Ancora stretta sulle banche russe da parte degli exchange, dopo che durante la settimana scorsa le autorità degli USA avevano lasciato intendere la volontà di attaccare quegli exchange che ancora avevano rapporti con banche sottoposte a sanzioni. Ad aprire le danze è stato Binance, che ha interrotto la possibilità di utilizzare quelle banche anche per i servizi P2P, e ora si sono aggiunti anche OKX e Bybit.
Si teme per l’ingresso a gamba tesa delle autorità USA, che già nel corso degli ultimi mesi non si sono dimostrate granché morbide nei confronti delle società che offrono scambi su Bitcoin e crypto, in particolare se non registrate negli USA o se comunque con servizi gestiti da fuori dai confini di Washington.
Una situazione però che ci appare come ingigantita, dato che nella nostra ultima indagine sul Magazine ci siamo occupati proprio dei trasferimenti di denaro dalla Russia alla Turchia per aggirare le sanzioni, utilizzando anche le crypto ma senza… passare dagli exchange.
Sono due gli exchange che hanno deciso di reagire immediatamente agli attacchi partiti dai giornali – e pilotati dal DOJ – riguardanti la possibilità per gli utenti russi di utilizzare certe banche all’interno degli exchange. A destare la preoccupazione (e a innescare la possibile reazione) delle autorità USA sono quelle banche sottoposte di fatto ad un embargo finanziario e che hanno ormai da tempo zero possibilità di accedere ai circuiti internazionali tramite SWIFT.
Secondo quanto è stato riportato da diverse testate russe, non ci sarebbe ora la possibilità di utilizzare banche come Sberbank anche per ricevere denaro P2P da quelle piattaforme, segno del fatto che anche soltanto l’aver agitato minacce a mezzo stampa ha in realtà spaventato gli exchange a sufficienza.
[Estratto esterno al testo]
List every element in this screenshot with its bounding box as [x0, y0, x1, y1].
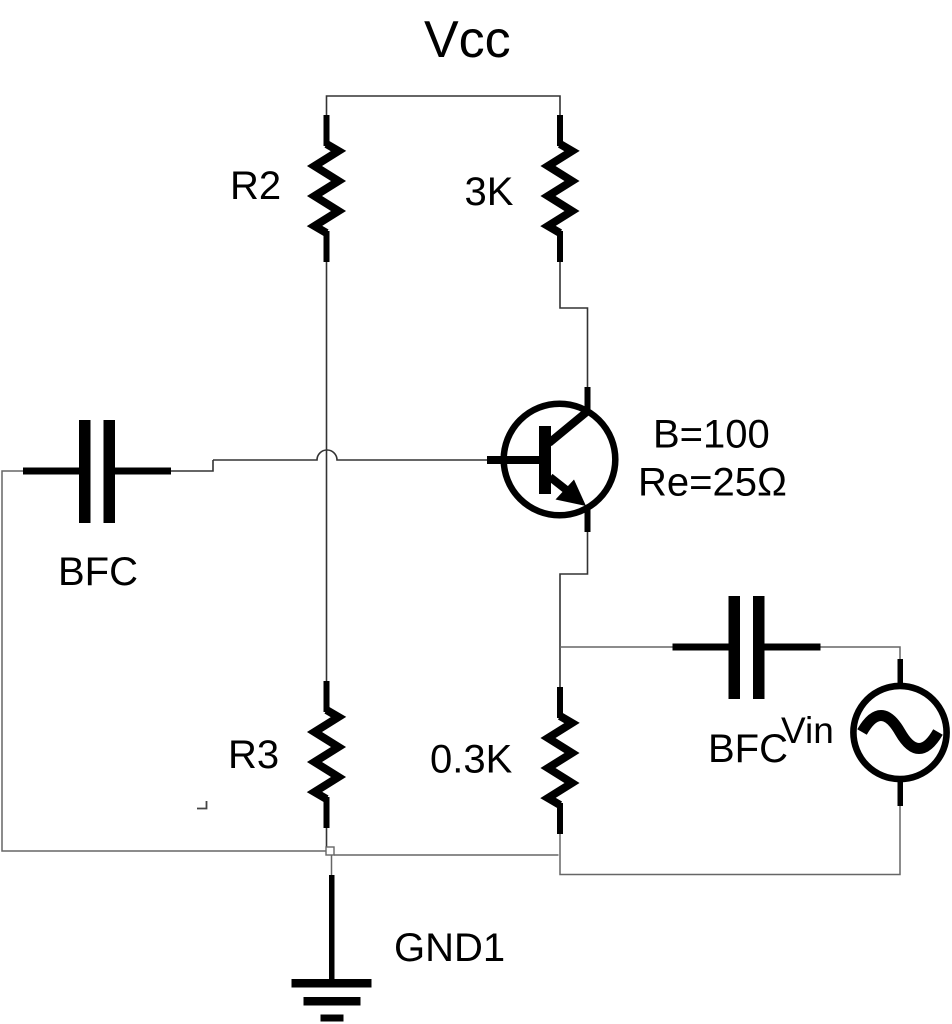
svg-text:3K: 3K	[465, 170, 514, 214]
svg-text:0.3K: 0.3K	[430, 738, 513, 782]
svg-text:R3: R3	[228, 733, 279, 777]
svg-text:Re=25Ω: Re=25Ω	[638, 461, 787, 505]
svg-text:GND1: GND1	[394, 926, 505, 970]
svg-text:BFC: BFC	[58, 550, 138, 594]
svg-text:R2: R2	[230, 164, 281, 208]
svg-text:BFC: BFC	[708, 727, 788, 771]
svg-text:Vcc: Vcc	[424, 11, 511, 69]
svg-text:Vin: Vin	[781, 710, 834, 751]
svg-text:B=100: B=100	[653, 413, 770, 457]
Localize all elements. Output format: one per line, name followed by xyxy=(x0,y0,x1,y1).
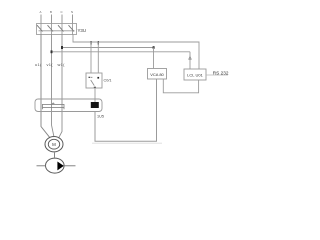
wire supply stub 1 xyxy=(40,15,42,24)
motor M xyxy=(45,137,63,152)
shadow under loop wire xyxy=(92,142,162,144)
wire bus B xyxy=(62,47,154,49)
junction dot B end xyxy=(153,46,155,49)
wire bus C xyxy=(52,51,191,53)
circuit breaker Y3U xyxy=(37,24,77,35)
wire phase 1 down xyxy=(41,35,50,138)
wire supply stub 4 xyxy=(72,15,74,24)
power module C01 xyxy=(86,73,102,88)
wire phase 2 down xyxy=(52,35,55,138)
svg-text:u1(: u1( xyxy=(35,62,42,67)
interface box LCL U01 xyxy=(184,69,206,80)
junction tick A2 xyxy=(98,41,99,44)
wire supply stub 3 xyxy=(61,15,63,24)
junction dot B start xyxy=(61,46,63,49)
controller box VCA 80 xyxy=(148,69,167,80)
junction dot C start xyxy=(51,50,53,53)
wire bus A (neutral) xyxy=(73,35,199,70)
svg-text:M: M xyxy=(52,142,56,147)
overload block frame xyxy=(35,99,102,112)
wire supply stub 2 xyxy=(51,15,53,24)
svg-text:C: C xyxy=(60,10,62,14)
RS 232 leader line xyxy=(206,74,228,76)
svg-text:N: N xyxy=(71,10,73,14)
wire phase 3 down xyxy=(59,35,63,139)
svg-text:Y3U: Y3U xyxy=(78,28,87,33)
arrow on wire to U2 xyxy=(189,56,192,59)
svg-text:B: B xyxy=(50,10,52,14)
pump xyxy=(37,158,76,173)
U-link wire between box bottoms xyxy=(163,79,198,93)
element E05 black square xyxy=(91,102,99,108)
heater element symbol xyxy=(43,103,65,109)
svg-text:1U5: 1U5 xyxy=(97,115,104,119)
wire drop to box U2 xyxy=(189,52,191,69)
wire drop to C01 pin 2 xyxy=(97,42,99,73)
svg-text:w1(: w1( xyxy=(58,62,66,67)
wire motor to pump xyxy=(53,153,55,158)
svg-text:VCA 80: VCA 80 xyxy=(150,72,164,77)
junction tick A1 xyxy=(90,41,91,44)
svg-text:A: A xyxy=(40,10,42,14)
wire drop to C01 pin 1 xyxy=(90,42,92,73)
svg-text:RS 232: RS 232 xyxy=(213,70,229,75)
wire C01 bottom to overload block xyxy=(94,88,96,102)
svg-text:LCL U01: LCL U01 xyxy=(187,72,203,77)
svg-text:v1(: v1( xyxy=(47,62,54,67)
svg-text:C0/1: C0/1 xyxy=(104,79,112,83)
wire drop to box U1 xyxy=(153,48,155,69)
loop wire E05 to box U1 xyxy=(95,79,157,141)
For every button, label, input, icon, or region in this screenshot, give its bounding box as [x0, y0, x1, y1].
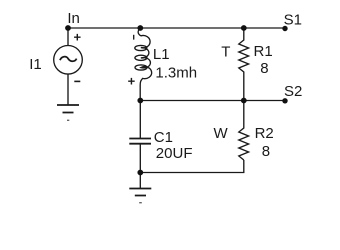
- svg-text:S2: S2: [284, 83, 302, 100]
- node In: [65, 25, 71, 31]
- terminal S2: [282, 98, 287, 103]
- source I1: [54, 46, 83, 75]
- svg-text:C1: C1: [154, 129, 173, 146]
- resistor R2: [239, 101, 249, 161]
- node R1/R2 junction: [241, 98, 247, 104]
- svg-text:8: 8: [260, 60, 268, 77]
- wire middle rail L1 bottom to S2: [140, 100, 285, 102]
- wire bottom rail C1 bottom to R2 bottom: [140, 160, 244, 173]
- wire I1 bottom lead: [67, 74, 69, 105]
- node R1 top: [241, 25, 247, 31]
- svg-text:L1: L1: [153, 46, 170, 63]
- svg-text:T: T: [221, 43, 230, 60]
- svg-text:20UF: 20UF: [156, 145, 193, 162]
- svg-text:S1: S1: [284, 11, 302, 28]
- L1 polarity tick: [133, 35, 135, 40]
- svg-text:+: +: [128, 73, 136, 88]
- svg-text:I1: I1: [29, 56, 42, 73]
- svg-text:R1: R1: [254, 43, 273, 60]
- resistor R1: [239, 28, 249, 101]
- ground below I1: [57, 105, 79, 113]
- svg-text:1.3mh: 1.3mh: [155, 65, 197, 82]
- node L1 top: [137, 25, 143, 31]
- node C1 bottom: [137, 170, 143, 176]
- ground below C1: [129, 189, 151, 196]
- svg-text:W: W: [214, 125, 229, 142]
- svg-text:8: 8: [262, 143, 270, 160]
- capacitor C1: [139, 101, 141, 139]
- terminal S1: [282, 26, 287, 31]
- svg-text:In: In: [67, 10, 80, 27]
- svg-text:+: +: [74, 30, 82, 45]
- wire top rail In to S1: [68, 27, 285, 29]
- inductor L1: [138, 29, 152, 101]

Anche quando, come nel caso di OKX e di Bybit, non hanno propriamente sede negli Stati Uniti.
Tutto questo mentre parliamo di capitali minimi che sono spostati attraverso questo canale – con i professionisti del contrabbando di denaro che hanno scelto vie ben più proficue e più difficili da controllare – dove gli exchange non c’entrano nulla proprio perché anello debole che è il più facile da attaccare per le autorità.
Sta di fatto che a pagare sono utenti che con ogni probabilità spostavano poche centinaia di dollari tramite il proprio conto personale e che difficilmente avrebbero potuto fare da appoggio ad operazioni più articolate a favore di oligarchi o di soggetti presenti in blacklist.
Le autorità, in particolari quelle USA, si sono lamentate più e più volte di avere difficoltà ad implementare e a far rispettare regole da parte degli operatori crypto offshore. Difficoltà che a quanto pare, almeno in questo frangente, è venuta meno, con 3 exchange di dimensioni importanti che hanno deciso di interrompere certi servizi nonostante manchino ancora richieste formali o indagini avviate e concrete.
Segno che gli intermediari crypto non possono fare altrimenti – e che in presenza di minacce di una certa caratura, hanno più che interesse ad omologarsi.